Dirían los que me vieron crecer, que un pensamiento como el que se coló, entre carrerones infantiles y cantos argentinos de Sosa, jamás sería propio de mi persona. Si bien lo imposible, por no decir lo ajeno, era mi ámbito, me alejaba también de lo inmoral. Cuando los fuertes y fríos vientos tocaban a mi puerta, y acompañados estuvieran de una prima cuyo nombre no recordara, o conocida de dudosa procedencia (dudosa quizás sólo para mí), no había whiskey que se resignara a salir de su gaveta, ni flechazo literario a la que se contuviera este viejo -que tampoco sabe si alguna vez fue joven-, con tal de extinguir el mal de cama fría o mañana solitaria.
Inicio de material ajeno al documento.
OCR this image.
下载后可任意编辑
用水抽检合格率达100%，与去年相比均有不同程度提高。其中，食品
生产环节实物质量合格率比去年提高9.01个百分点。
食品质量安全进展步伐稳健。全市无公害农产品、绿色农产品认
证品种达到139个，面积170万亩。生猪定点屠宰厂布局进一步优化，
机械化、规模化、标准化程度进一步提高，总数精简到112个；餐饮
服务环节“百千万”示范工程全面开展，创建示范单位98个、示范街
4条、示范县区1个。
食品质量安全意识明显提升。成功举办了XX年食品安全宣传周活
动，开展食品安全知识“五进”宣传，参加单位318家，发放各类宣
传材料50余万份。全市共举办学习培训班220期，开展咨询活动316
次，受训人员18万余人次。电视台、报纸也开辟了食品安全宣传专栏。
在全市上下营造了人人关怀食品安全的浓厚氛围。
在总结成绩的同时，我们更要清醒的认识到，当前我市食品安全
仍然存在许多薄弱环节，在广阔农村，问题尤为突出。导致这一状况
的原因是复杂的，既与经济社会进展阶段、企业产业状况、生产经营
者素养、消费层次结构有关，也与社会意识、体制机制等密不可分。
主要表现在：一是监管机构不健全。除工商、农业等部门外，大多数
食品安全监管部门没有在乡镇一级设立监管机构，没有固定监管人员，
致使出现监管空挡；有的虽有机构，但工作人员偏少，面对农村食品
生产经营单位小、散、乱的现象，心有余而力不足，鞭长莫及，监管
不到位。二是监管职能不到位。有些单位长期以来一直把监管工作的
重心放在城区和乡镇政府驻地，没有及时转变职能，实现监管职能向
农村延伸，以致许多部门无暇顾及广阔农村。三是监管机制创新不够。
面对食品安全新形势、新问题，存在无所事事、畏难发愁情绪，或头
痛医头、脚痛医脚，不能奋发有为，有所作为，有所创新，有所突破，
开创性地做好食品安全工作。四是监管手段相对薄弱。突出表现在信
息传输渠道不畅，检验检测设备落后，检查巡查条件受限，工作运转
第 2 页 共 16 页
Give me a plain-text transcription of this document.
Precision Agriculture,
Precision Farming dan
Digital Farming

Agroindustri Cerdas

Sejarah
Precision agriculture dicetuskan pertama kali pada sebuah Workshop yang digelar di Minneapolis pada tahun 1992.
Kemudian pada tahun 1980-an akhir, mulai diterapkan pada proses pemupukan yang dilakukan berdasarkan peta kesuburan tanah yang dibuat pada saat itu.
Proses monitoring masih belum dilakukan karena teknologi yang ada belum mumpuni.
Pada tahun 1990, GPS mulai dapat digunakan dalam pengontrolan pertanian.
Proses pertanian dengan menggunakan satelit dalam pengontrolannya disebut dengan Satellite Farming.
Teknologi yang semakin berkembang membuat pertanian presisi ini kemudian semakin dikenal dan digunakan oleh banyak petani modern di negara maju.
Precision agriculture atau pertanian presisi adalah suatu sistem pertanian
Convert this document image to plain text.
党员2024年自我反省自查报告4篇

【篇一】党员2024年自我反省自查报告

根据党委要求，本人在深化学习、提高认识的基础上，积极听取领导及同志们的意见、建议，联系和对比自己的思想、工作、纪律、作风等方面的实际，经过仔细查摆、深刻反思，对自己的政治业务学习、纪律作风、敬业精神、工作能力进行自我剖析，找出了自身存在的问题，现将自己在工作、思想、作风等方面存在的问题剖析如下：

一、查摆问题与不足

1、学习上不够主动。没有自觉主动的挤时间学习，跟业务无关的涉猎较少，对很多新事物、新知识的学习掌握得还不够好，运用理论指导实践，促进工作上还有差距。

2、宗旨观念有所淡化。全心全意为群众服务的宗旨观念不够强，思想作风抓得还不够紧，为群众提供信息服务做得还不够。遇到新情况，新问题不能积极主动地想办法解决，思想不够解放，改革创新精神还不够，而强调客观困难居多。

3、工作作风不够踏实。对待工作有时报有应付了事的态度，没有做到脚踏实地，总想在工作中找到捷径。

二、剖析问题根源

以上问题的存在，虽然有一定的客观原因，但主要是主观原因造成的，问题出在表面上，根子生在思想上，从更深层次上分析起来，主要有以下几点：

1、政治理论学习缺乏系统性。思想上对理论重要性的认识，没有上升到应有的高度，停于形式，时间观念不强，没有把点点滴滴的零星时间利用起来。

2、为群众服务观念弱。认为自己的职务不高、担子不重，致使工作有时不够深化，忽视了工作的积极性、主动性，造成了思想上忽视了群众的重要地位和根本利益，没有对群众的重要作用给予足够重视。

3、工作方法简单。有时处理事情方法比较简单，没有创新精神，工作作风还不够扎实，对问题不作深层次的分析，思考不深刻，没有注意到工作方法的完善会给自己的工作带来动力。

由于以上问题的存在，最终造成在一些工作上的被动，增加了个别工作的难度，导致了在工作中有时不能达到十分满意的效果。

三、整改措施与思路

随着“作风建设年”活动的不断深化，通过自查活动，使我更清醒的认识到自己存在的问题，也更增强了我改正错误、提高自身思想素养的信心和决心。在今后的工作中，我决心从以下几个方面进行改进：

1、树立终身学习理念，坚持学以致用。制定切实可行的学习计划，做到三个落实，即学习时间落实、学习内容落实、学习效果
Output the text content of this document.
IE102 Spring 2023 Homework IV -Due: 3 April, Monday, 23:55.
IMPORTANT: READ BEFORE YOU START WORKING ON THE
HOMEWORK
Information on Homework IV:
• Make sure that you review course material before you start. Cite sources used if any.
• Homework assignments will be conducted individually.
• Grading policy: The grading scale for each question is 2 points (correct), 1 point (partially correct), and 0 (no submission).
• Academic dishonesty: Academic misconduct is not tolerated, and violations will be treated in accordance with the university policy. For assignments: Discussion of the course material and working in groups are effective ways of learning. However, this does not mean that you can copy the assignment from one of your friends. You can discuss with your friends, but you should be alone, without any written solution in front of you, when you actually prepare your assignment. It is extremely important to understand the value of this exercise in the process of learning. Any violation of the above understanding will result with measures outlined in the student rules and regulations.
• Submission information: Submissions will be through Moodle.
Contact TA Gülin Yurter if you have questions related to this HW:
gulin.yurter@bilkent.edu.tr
Y en realidad la habitación no era más que una variable, cuyo valor no afectaba el resultado, siempre y cuando todo el procedimiento se hiciera de la mejor manera posible. Recuerdo, cuando empiezo a vagar en pensamientos propios del desvelo, los besos con mi prima Tatiana, hija de mi tía Isabel, cuyas ejecuciones no eran interrumpidas más que por cada escalón que subiéramos no en dirección a la habitación, sino al balcón, haciendo testigo al nublado cielo, cuya imagen defraudó mi fantasía de una penumbra ardiente en estrellas que reflejara la pasión que le presentaba, y por supuesto, estaba también invitado el fiel caballete. Y a la velada de desvaríos se suma la del bolso beige, inocente –que terminó no siendo tan inocente- párvula cuya historia de sorpresiva e inesperada llegada con principios universitarios, yo convertí en una fama. Atribuida en totalidad por la forma con la que me despojó de los estribos mientras mi mano se aventuraba en una travesía, sin seguro retorno por los confines de aquella falda negra y floreada. No he logrado mejor manera de llamarla que un cronopio: “un dibujo fuera del margen”, diría en mi lugar el cronopio mayor. Los amoríos variaban y cada vez el término de inmoralidad se hacía más subjetivo. Las hijas de Lucho el pulpero (Ana, María José, Victoria y Diana), los vejestorios secos y hambrientos de carnalidades prohibidas en el círculo de profesoras colegiales, las solteronas madres de estudiantes cuando impartía clases a domicilio, e incluso una santurrona, que me convenció de que la cercanía con Dios en muchas maneras se manifiesta, y, yo le demostré que no todo pecado trae consigo arrepentimiento. Pero nunca alguna que mientras estuviera naciendo yo estuviera en el apogeo de mi mocedad.